Kolejna demolka w wykonaniu Polaków na mistrzostwach Europy! Ależ oni grają

1 godzina temu
Reprezentacja Polski chłopców odniosła kolejne zwycięstwo na siatkarskich mistrzostwach Europy do lat 16. Po tym, jak w poprzednim spotkaniu Biało-Czerwoni triumfowali po tie-breaku z Hiszpanią, tym razem nie dali żadnych szans Austrii, pokonując ten zespół 3:0. Wygrana sprawiła, iż Polacy przesunęli się na pierwsze miejsce w swojej grupie.
Biało-Czerwoni znakomicie rozpoczęli zmagania w europejskim czempionacie, wygrywając pierwsze trzy spotkania. Najpierw pokonali 3:0 Rumunię, później także po trzech setach uporali się z Łotwą. Najwięcej krwi napsuli im Hiszpanie, z którymi mecz trwał aż pięć setów, ale i w tym przypadku Biało-Czerwoni rozstrzygnęli wynik na swoją korzyść.


REKLAMA


Zobacz wideo Tak wygląda Tour de France od kuchni


Ich rówieśnicy z Austrii i zarazem niedzielni rywale, nie mogli poszczycić się tak znakomitymi rezultatami. Przegrali kolejno 1:3 z Hiszpanią, 0:3 z Grecją i dopiero w ostatnim meczu pokonali 3:2 Słowenię. Innymi słowy, Polacy byli wyraźnymi faworytami niedzielnego widowiska.
Ciężki pierwszy set, ale tylko do czasu
Początek spotkania zwiastował jednak spore emocje, a Austriacy chcieli udowodnić, iż dotychczasowe wyniki nie grają. Świetnie rozpoczęli spotkanie i do połowy seta prowadzili na tablicy wyników. Biało-Czerwoni doparli rywali dopiero przy stanie 13:13 i od tego momentu zaczęli dyktować warunki gry. Ostatecznie zwyciężyli pierwszą partię 25:19, ale jej początek stanowił dobry sygnał ostrzegawczy, by nie lekceważyć teoretycznie słabszych oponentów.
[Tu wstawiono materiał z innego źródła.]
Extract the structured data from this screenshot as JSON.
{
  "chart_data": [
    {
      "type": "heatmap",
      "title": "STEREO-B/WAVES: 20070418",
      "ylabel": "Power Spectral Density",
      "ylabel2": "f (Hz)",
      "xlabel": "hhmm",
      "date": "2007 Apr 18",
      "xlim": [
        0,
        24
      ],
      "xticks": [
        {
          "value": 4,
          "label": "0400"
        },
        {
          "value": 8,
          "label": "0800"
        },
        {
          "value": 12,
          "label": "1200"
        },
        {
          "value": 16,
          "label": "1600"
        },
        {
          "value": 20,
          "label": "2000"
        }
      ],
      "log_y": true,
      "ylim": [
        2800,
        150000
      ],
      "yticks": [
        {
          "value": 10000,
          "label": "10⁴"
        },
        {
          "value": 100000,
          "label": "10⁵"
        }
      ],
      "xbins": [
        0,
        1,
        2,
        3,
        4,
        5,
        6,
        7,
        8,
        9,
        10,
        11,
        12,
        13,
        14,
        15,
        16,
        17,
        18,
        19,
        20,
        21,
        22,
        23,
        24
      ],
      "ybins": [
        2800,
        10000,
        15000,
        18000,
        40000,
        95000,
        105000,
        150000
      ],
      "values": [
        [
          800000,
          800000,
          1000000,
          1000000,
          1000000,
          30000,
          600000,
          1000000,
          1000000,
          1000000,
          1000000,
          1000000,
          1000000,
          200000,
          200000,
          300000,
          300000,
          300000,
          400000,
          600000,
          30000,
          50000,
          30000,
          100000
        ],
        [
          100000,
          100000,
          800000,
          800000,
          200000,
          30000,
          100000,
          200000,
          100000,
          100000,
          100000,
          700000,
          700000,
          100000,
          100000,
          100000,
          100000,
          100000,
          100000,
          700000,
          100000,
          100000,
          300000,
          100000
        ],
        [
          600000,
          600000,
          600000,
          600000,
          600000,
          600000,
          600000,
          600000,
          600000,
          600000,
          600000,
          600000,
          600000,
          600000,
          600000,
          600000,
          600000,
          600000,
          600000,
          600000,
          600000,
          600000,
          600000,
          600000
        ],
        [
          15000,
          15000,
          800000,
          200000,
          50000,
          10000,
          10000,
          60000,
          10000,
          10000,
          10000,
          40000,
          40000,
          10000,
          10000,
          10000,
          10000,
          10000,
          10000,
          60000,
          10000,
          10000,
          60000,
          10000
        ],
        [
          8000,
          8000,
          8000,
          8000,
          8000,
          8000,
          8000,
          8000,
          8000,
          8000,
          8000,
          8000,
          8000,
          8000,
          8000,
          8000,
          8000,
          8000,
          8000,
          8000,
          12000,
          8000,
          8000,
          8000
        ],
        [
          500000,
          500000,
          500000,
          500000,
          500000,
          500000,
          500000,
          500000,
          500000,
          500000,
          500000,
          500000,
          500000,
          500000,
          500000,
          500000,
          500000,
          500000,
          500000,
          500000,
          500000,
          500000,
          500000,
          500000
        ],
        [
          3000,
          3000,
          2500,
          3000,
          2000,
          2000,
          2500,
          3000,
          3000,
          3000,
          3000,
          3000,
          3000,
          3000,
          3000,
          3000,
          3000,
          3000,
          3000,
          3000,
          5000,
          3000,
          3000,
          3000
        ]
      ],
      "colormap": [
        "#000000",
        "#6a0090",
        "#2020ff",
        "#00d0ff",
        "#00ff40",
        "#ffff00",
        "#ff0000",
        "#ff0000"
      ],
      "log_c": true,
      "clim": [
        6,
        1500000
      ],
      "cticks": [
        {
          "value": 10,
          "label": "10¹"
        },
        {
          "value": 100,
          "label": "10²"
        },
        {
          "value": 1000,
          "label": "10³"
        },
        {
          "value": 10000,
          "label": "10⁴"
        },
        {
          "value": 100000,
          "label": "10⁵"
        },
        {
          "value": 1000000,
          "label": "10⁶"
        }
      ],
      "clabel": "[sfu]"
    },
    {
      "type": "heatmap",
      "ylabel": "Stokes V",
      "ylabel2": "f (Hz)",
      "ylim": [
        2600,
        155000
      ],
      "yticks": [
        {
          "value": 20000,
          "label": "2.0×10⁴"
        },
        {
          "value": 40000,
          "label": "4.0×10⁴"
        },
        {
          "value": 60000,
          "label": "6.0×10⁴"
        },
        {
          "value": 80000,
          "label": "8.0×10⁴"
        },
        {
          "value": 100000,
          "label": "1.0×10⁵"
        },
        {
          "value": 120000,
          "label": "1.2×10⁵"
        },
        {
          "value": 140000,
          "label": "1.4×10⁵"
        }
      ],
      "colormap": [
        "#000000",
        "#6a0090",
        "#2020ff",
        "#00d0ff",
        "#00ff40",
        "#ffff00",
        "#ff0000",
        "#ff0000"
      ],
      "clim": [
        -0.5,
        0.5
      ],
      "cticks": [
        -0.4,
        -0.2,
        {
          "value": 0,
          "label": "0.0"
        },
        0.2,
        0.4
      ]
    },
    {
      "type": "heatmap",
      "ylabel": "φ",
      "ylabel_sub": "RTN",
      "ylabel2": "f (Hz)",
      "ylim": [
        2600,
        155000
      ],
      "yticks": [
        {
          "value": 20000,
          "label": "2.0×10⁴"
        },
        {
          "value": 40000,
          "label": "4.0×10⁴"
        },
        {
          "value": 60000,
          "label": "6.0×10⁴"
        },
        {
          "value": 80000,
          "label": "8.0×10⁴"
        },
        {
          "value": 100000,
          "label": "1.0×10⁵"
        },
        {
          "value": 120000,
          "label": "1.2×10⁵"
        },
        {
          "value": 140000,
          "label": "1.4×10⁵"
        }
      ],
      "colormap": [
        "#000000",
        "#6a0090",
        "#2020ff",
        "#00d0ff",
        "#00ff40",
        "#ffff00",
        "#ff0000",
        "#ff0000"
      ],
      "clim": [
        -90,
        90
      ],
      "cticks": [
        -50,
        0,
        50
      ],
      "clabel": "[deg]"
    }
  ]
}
Na szczęście, trener Artur Sierzchuła i jego podopieczni w drugim secie doszli do podobnych wniosków. Od początku narzucili swoje warunki gry i kontrolowali jej przebieg. Także na tablicy punktowej, gdzie ich przewaga wynosiła choćby osiem punktów. Spustoszenie wśród Austriaków robiły zwłaszcza ataki przez środek, na które ci nie mogli znaleźć żadnego sposobu.
Trzecia partia ponownie rozpoczęła się jednak nie po myśli Polaków. Rywale prowadzili w niej 7:4, a trener Sierzuchła starał się pobudzić zespół, prosząc o czas. Ten manewr zadziałał, gdyż po krótkiej przerwie znacznie uważniej grać zaczął polski blok, będący ogromnym atutem naszego zespołu. Reprezentacja Polski tym samym zdołała odrobić straty, a gra toczyła się punkt za punkt. Impas został przełamany dopiero przy stanie 23:22, kiedy Polacy zdobyli kolejne "oczko" po ataku ze środka. Kolejną akcję postanowili rozwiązać w takim sam sposób, wskutek czego zakończyli spotkanie po trzech setach. Graczem spotkania wybrany został libero Łukasz Malek.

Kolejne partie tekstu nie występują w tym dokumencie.